Richter Revisits Schumann
Michael B. Richman | Portland, Maine USA | 01/21/2005
(5 out of 5 stars)
"Pianist Sviatoslav Richter was one of the world's greatest interpreters of Schumann, and his 1958 Deutsche Grammophon recording of the Piano Concerto with Witold Rowicki and the Warsaw National Philharmonic Orchestra (currently available on CD in the "DG Originals" series) is most people's first choice recommendation, mine included. This CD in EMI's "Great Recordings of the Century" series offers Richter's 1974 remake with conductor Lovro von Matacic and Monte Carlo National Opera Orchestra. It is one of the very best performances available but it would be a lot to ask of any performer to outshine the initial greatness captured on the DG disc. Still, this title is very much worth purchasing, for Richter's Grieg is magical as well and it is a delight to once again hear Matacic in the EMI fold, who after numerous recordings for Walter Legge in the late 1950s and early 60s, seemed to disappear, undeservedly, from international prominence. In fact, for anyone looking for a Grieg/Schumann coupling, I would recommend this title over the Sony Essential Classics disc (where Entremont gives a good Grieg, paired with a brilliant performance by Serkin in the Schumann -- see my review) and the Radu Lupu on Decca Legends. The only coupling I personally prefer to this title is the recent Leon Fleisher/George Szell reissue in Sony's retooled "Great Performances" series, but alas those CDs are being sold exclusively through Tower. So in all, enjoy Richter on a great, but not the greatest, Schumann Piano Concerto of the century."
Jurgen Lawrenz | Sydney, Australia | 05/16/2010
(1 out of 5 stars)
"Richter is a megastar on the pianistic horizon. When he goes of the rails the result is a megaflop. The same applies to EMI as a recording company; and as it happens, they both come together in this recording with one of the "GREAT FAILURES OF THE CENTURY".
You only need to audition Richter's DGG recording with the Warsaw orchestra.

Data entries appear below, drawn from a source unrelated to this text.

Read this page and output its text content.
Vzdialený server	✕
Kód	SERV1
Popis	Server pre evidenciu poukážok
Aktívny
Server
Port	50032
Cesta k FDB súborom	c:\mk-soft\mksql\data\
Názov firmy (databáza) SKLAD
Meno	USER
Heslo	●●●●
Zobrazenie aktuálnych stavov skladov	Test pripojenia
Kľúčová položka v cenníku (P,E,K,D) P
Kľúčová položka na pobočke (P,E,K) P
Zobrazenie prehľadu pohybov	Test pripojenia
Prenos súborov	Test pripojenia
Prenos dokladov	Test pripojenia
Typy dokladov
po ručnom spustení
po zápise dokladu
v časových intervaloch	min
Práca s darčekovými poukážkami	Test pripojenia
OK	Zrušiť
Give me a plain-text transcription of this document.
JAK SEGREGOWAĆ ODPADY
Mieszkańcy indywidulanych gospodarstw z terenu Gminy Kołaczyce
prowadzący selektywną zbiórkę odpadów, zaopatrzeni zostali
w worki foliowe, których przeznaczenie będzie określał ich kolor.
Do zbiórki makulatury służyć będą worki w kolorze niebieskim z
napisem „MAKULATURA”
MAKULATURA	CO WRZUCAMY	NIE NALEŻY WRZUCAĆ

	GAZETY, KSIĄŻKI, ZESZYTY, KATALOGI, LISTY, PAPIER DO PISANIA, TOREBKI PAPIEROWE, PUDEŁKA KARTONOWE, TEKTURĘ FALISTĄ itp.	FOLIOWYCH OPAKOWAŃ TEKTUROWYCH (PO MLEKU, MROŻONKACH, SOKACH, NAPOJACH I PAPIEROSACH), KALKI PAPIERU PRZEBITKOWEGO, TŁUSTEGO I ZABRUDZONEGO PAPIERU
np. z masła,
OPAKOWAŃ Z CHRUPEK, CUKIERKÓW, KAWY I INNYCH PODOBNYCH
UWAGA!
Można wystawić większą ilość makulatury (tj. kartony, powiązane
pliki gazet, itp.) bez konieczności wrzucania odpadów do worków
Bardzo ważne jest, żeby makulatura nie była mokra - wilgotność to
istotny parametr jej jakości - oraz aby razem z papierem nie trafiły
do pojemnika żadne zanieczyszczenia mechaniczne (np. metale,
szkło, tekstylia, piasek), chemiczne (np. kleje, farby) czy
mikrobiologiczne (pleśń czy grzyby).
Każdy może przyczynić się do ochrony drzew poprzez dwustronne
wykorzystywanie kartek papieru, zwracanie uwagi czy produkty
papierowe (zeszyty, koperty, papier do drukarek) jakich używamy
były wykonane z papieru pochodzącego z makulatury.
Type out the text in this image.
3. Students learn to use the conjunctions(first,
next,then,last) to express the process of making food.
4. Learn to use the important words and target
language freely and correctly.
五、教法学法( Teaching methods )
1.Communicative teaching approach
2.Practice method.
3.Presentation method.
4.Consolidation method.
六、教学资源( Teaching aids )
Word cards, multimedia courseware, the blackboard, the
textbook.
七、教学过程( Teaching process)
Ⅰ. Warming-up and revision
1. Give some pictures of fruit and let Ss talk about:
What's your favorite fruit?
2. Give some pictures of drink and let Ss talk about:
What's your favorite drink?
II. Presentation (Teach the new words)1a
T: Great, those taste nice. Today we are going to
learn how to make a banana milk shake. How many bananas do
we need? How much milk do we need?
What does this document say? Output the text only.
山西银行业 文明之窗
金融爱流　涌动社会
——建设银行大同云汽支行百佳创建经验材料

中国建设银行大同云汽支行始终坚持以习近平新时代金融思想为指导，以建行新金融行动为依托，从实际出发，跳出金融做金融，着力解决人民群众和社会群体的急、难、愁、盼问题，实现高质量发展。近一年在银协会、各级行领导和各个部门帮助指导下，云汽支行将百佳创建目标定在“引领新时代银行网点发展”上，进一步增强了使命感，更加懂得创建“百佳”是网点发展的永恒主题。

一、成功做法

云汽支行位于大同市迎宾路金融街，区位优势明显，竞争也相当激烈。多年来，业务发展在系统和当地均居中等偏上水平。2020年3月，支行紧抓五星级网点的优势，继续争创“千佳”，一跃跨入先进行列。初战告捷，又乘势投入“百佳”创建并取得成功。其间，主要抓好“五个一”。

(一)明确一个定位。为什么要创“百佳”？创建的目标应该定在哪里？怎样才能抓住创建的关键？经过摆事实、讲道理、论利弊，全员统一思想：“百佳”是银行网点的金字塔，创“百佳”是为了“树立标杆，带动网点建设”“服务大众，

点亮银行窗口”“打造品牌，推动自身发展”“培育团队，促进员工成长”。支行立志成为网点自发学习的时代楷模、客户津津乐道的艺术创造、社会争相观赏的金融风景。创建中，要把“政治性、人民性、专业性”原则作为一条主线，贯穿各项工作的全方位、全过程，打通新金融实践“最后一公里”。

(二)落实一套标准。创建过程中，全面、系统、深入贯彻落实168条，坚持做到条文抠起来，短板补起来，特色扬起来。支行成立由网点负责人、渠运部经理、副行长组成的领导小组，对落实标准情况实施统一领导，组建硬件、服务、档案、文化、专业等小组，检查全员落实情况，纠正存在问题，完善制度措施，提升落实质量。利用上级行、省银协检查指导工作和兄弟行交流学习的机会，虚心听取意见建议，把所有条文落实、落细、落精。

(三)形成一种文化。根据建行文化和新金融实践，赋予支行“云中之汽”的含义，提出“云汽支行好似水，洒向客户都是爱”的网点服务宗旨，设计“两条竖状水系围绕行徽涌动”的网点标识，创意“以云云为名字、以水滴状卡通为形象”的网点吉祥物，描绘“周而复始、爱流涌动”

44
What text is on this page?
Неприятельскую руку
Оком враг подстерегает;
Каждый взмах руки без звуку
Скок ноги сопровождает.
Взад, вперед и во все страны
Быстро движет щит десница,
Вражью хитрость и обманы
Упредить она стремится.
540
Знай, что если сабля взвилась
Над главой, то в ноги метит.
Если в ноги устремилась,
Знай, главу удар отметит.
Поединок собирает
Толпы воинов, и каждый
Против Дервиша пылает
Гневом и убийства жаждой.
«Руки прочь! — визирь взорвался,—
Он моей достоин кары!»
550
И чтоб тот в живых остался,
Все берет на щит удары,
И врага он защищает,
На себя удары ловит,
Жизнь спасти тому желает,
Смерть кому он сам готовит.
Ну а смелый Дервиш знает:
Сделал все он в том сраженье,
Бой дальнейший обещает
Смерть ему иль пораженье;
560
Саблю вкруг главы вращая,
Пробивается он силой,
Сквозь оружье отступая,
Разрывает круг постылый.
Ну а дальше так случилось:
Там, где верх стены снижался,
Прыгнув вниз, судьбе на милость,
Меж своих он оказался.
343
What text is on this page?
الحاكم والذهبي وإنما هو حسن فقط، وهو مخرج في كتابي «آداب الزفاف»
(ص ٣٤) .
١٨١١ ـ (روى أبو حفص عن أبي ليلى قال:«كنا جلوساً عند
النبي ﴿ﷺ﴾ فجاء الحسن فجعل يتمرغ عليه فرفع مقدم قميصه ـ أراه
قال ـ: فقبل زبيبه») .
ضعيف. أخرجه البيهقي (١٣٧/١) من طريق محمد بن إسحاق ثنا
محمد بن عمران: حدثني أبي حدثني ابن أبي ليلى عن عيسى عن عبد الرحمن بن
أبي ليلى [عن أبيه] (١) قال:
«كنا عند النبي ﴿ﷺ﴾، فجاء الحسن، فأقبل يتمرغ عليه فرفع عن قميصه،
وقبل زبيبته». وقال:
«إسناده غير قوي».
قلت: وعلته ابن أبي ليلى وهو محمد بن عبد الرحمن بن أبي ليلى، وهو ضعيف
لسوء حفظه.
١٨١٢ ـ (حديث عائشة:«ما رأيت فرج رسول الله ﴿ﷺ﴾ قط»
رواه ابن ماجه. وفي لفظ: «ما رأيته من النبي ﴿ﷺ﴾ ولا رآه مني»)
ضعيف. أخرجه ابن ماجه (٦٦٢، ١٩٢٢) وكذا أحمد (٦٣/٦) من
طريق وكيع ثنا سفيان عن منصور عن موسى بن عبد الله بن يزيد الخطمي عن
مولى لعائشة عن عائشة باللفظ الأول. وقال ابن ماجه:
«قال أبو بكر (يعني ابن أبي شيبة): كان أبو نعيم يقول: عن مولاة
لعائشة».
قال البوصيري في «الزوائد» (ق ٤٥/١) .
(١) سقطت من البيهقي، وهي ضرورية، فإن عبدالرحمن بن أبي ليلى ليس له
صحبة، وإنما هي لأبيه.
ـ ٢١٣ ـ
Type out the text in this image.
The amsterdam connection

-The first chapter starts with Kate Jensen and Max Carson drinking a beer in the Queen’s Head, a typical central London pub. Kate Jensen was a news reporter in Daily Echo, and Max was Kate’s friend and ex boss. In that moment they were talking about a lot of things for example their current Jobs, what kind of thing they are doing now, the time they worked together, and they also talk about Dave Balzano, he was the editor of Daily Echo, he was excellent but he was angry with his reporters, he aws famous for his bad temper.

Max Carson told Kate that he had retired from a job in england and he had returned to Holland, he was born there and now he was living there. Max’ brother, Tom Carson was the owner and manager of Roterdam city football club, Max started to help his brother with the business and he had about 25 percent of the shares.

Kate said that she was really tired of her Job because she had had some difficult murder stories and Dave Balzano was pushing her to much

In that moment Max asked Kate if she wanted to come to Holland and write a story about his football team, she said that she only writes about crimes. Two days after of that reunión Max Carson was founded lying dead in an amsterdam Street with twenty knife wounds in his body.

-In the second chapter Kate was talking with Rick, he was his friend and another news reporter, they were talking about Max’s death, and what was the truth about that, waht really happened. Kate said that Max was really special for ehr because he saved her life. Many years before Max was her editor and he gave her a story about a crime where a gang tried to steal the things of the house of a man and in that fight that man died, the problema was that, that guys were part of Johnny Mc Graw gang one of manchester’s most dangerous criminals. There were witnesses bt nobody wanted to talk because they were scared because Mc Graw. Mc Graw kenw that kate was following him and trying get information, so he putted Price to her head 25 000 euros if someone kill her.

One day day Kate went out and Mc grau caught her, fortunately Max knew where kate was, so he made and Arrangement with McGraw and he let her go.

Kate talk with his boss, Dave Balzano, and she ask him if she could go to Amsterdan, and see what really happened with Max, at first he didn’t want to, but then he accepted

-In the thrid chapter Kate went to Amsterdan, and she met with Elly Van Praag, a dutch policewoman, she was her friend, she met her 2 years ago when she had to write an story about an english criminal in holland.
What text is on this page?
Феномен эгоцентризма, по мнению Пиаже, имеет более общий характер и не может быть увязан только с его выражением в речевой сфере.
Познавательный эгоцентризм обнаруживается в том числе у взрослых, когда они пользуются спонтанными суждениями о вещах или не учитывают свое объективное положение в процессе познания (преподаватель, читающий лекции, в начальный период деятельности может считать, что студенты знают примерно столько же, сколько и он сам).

The sound of the orchestra is atrociously boxy, but somehow they managed to record the golden tones of the pianist, who is in a sensitive mood and attuned fully to the youthful ardour and charm of Schumann. Turn to this, and your first impression from the banging and clanging is that Richter really must hate this concerto. His tread is that of an elephant; he changes tempi wilfully; he lunges at the high notes with hammer blows; and so on. Thoroughly unpleasant. The piano sound is glassy; and as for the orchestra, they sound about as competent as a village band. This may be the engineers' fault. The trumpets are in front of the pianist! You shouldn't even hear them, most of the time, because their sound is padding. And the violins sound hard and shrill.
You would have to be a Richter-nut to go near this.
Many run of the mill recordings of this pairing give yo better value."